La petite tache noire
Sur la ligne, droite, fine, se promène une petite tache noire. Elle
est posée, là, ne sachant pas bien si elle a la tête en
bas, la tête en haut.
« Mais ai-je une tête », se demande la tache, presque ronde.
En fait, elle est légèrement ovale, penchant un peu, en équilibre,
sur la ligne. Elle ne sait pas depuis combien de temps quand elle est là.
« Quand ? », « Quelle drôle de question ». Quand
entraîne temps. Doucement, la petite tache noire prend conscience. «
De quoi ? » « De quoi, quelle drôle de question ? ».
Quoi entraîne être.
« Mais où donc va m’emmener ce Quand, puis ce Quoi ? Et maintenant
Où. Où, ça je sais », dit-elle joyeusement. «
Sur cette ligne ». Une réponse.
Tout doucement, parce que ces questions ne sont pas encore datées, le
Temps n’est pas encore là pour ça. Pas pour elle en tout
cas. Mais il passe quand même. Même si elle ne le voit pas. Sa prise
de conscience balbutiante ne lui permet pas d’aller plus loin. Elle reste
là, sur la ligne, droite et fine.
« Tiens » dit-elle. Quelque part, sur la ligne où elle se
trouve, une tache noire vient d’apparaître. Elle ne pourrait dire
si elle la voit, la sent, ou en a seulement conscience. Elle le sait. «
Comment ? ». Peut-être à cause de Quand et Où. Elle
sait que quelque chose naît en elle. Comment, encore une question.
La petite tache noire laisse passer du temps, sans en avoir conscience. Mais
cette fois, elle met à profit cet instant pour regrouper toutes ces questions.
Elle sent grandir cette chose qui est née en elle. Elle tend cette impression
vers la tache noire apparue sur la ligne, droite, fine. Elle veut savoir ce
qu’elle est, et peut-être, ainsi, apprendre ce qu’elle est
elle-même. Sa nouvelle conscience, pour l’instant si vide, tire
vers la tache noire, tire, tire… mais n’arrive pas à l’atteindre.
Elle crie « Quand, Quoi, Où, Comment » sans discontinuer.
Elle ne fatigue pas. Pas de temps pour la fatiguer.

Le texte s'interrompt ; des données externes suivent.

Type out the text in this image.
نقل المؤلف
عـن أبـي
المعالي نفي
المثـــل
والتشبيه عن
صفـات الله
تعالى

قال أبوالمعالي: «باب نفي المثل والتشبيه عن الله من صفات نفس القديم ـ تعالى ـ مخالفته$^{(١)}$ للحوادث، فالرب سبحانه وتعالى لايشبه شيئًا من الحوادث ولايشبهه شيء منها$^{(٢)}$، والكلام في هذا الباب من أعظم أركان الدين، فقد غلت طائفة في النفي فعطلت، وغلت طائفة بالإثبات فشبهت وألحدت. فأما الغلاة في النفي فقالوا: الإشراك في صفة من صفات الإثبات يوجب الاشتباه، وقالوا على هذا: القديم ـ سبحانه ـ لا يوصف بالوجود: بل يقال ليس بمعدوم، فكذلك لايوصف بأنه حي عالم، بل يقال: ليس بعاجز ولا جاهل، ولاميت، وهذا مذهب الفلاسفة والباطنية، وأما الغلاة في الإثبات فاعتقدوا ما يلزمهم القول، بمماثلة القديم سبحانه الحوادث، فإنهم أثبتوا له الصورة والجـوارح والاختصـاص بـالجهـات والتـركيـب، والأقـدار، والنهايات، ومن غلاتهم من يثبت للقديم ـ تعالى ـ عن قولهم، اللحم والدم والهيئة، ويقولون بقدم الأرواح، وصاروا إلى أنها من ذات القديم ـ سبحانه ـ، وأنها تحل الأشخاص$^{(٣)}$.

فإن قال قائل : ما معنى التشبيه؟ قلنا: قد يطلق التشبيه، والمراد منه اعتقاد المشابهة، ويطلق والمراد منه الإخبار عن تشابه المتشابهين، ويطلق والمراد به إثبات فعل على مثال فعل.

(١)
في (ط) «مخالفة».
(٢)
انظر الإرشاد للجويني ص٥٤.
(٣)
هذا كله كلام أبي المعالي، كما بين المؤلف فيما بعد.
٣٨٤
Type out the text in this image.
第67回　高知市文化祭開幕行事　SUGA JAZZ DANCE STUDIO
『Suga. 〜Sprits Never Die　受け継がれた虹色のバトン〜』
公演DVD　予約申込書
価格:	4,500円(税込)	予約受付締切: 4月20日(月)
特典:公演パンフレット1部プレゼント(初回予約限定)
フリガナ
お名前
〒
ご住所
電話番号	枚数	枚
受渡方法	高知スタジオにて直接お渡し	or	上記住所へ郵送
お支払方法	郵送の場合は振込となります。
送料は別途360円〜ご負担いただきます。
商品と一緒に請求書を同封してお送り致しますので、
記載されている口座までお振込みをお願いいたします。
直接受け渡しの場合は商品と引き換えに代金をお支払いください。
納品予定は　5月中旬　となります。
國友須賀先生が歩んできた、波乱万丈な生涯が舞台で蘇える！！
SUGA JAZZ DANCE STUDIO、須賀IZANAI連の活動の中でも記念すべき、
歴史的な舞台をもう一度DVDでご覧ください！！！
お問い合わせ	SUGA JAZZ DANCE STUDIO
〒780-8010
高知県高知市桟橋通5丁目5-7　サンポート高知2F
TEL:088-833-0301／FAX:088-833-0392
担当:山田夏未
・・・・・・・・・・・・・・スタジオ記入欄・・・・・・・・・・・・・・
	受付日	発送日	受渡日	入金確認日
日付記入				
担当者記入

Quelque chose vient de pousser sur la tache noire. Une ligne, droite, moins
fine que celle sur laquelle elle repose. Une ligne qui est montée d’un
bord de la nouvelle venue. Une ligne aussi noire que la tâche. La petite
tache noire élargit sa conscience du Où et s’aperçoit
que la ligne noire, plus épaisse a coupé d’autres lignes
droites, fines qui suivent le même chemin que celle qui la soutient. «
Combien ? ». Une, deux trois, quatre… avec la sienne, il y en a
cinq. La ligne noire en a traversé au moins une. Une autre ligne noire
apparaît, en haut de la première, et suivant le chemin des lignes
fines, droites, vient vers elle. Le trait noir s’arrête presque
au dessus d’elle. Toutes ses questions ne l’aident pas à
comprendre. Le trait noir redescend vers elle, plongeant sans hésitation
en elle. Elle ne ressent rien au début.
Alors sa conscience explose de joie ! Elle sait.
- « Quand ? » Le temps lui dit.
- « Maintenant, tu es une demi temps, et avec ta sœur, vous êtes
le temps ».
« Quoi ? Et Quoi ? » Demande la petite tâche noire. Son être
lui répond.
- « Tu es comme ta sœur que tu sens, une petite tache sur une ligne.
Et bientôt, tu auras de plus nombreuses sœurs et vous ferez un tout,
immense et unique ».
- « Où ? Où ? » Crie la petite tache, maintenant imitée
par sa sœur. L’espace lui répond.
- « Toi, et elle ici, vos sœurs partout sur les lignes, droites,
fines ».
- « Comment ? » éclatent de ravissement les deux sœurs.
Elle commencent à sentir une nouvelle naissance, plus grande que leur
être, mais dont elles feront partie. Quelque chose d’immense, qui
les transportera loin des lignes, droites, fines…puis elles remarquent
le silence. Il n’y a pas eu de réponse à comment.
Sa sœur vient de disparaître, le trait noir aussi, puis celui qui
suivait le chemin des lignes droites, fines… il n’en reste plus
que de petites boules pâteuses. Alors, dans un dernier cri de sa toute
nouvelle conscience, elle lance un triste « Pourquoi ? ». Elle n’a
que le temps d’entendre… « Parce que ».